Extended Data Fig. 2: GET model performance and benchmarking.
From: A foundation model of transcription across human cell types

a. Pearson correlation of gene expression between biological replicates and across different culture systems for human astrocytes. b. Scatterplots showing predicted vs. observed log fold change (log FC) in gene expression between different cell type pairs. Top row compares erythroblast subtypes and hepatocytes. Bottom row compares enteric neurons to erythroblasts and astrocytes. Pearson correlations and R2 values are provided for each comparison. c. Comparison of Pearson correlation between predicted and observed gene expression in left-out cell types for different models and baselines. Quantitative ATAC: GET model with quantitative ATAC and motif input. Training cell type mean: Mean expression value across all training cell types. Enformer LP: Linear probing of Enformer CAGE header outputs. Binarized ATAC: GET model with only motif input. GET with finetuning shows the highest correlation at 0.94. d. Ablation study of GET pretraining on leave-out astrocytes, showing superior performance of finetuning the pretrained model when compared against random initialization and baselines. e.

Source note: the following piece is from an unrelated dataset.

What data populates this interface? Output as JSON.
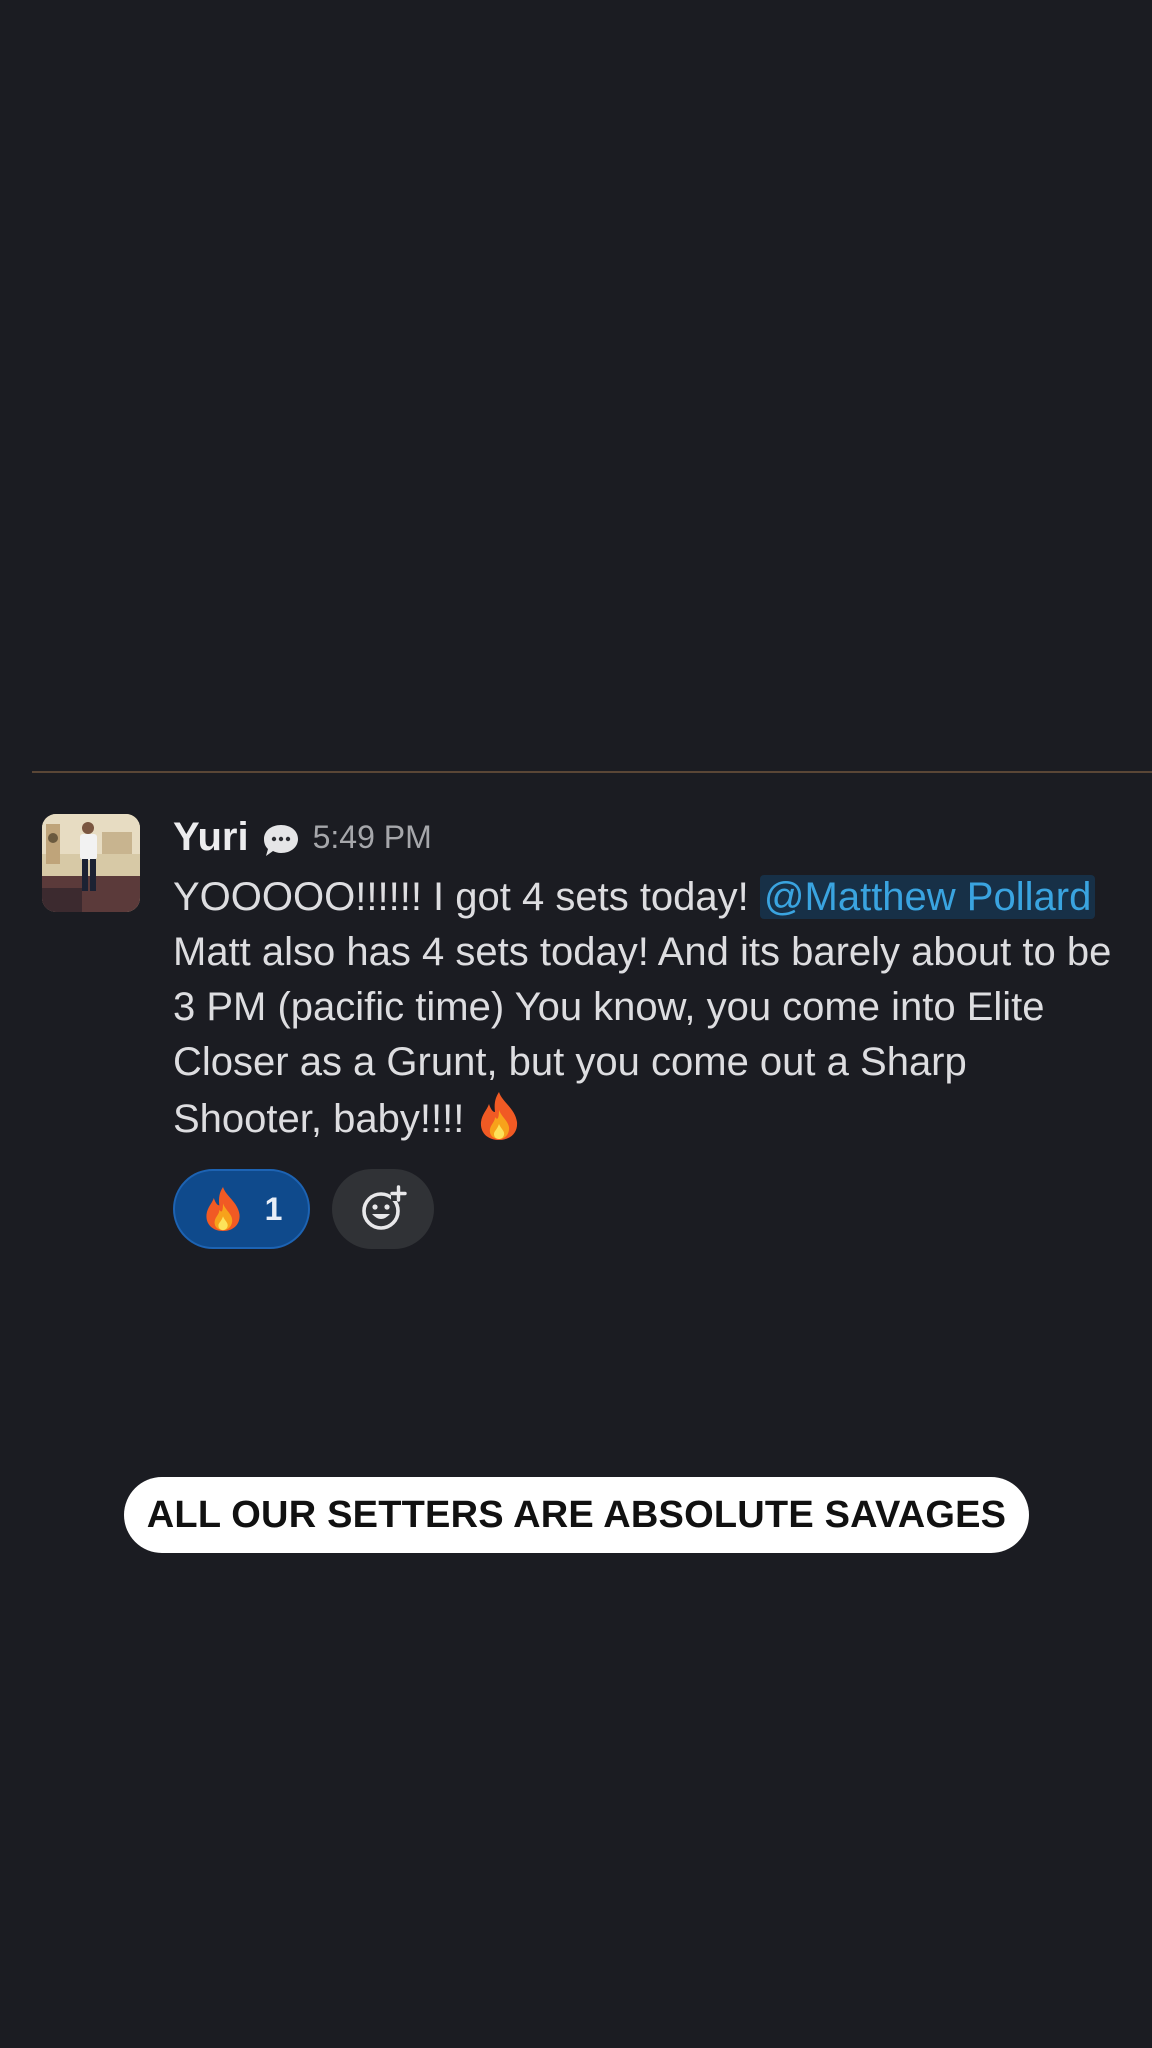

Comparison of GET to baseline machine learning models (CNN, MLP, CatBoost, SVMRegression, RandomForest, and LinearRegression) on leave-out-chromosome 11 and leave-out-astrocyte prediction performance (R2, Pearson correlation, Spearman correlation). f. Radar plot showing leave-one-chromosome-out finetuning performance (R2, Pearson correlation, Spearman correlation) of GET in fetal astrocytes.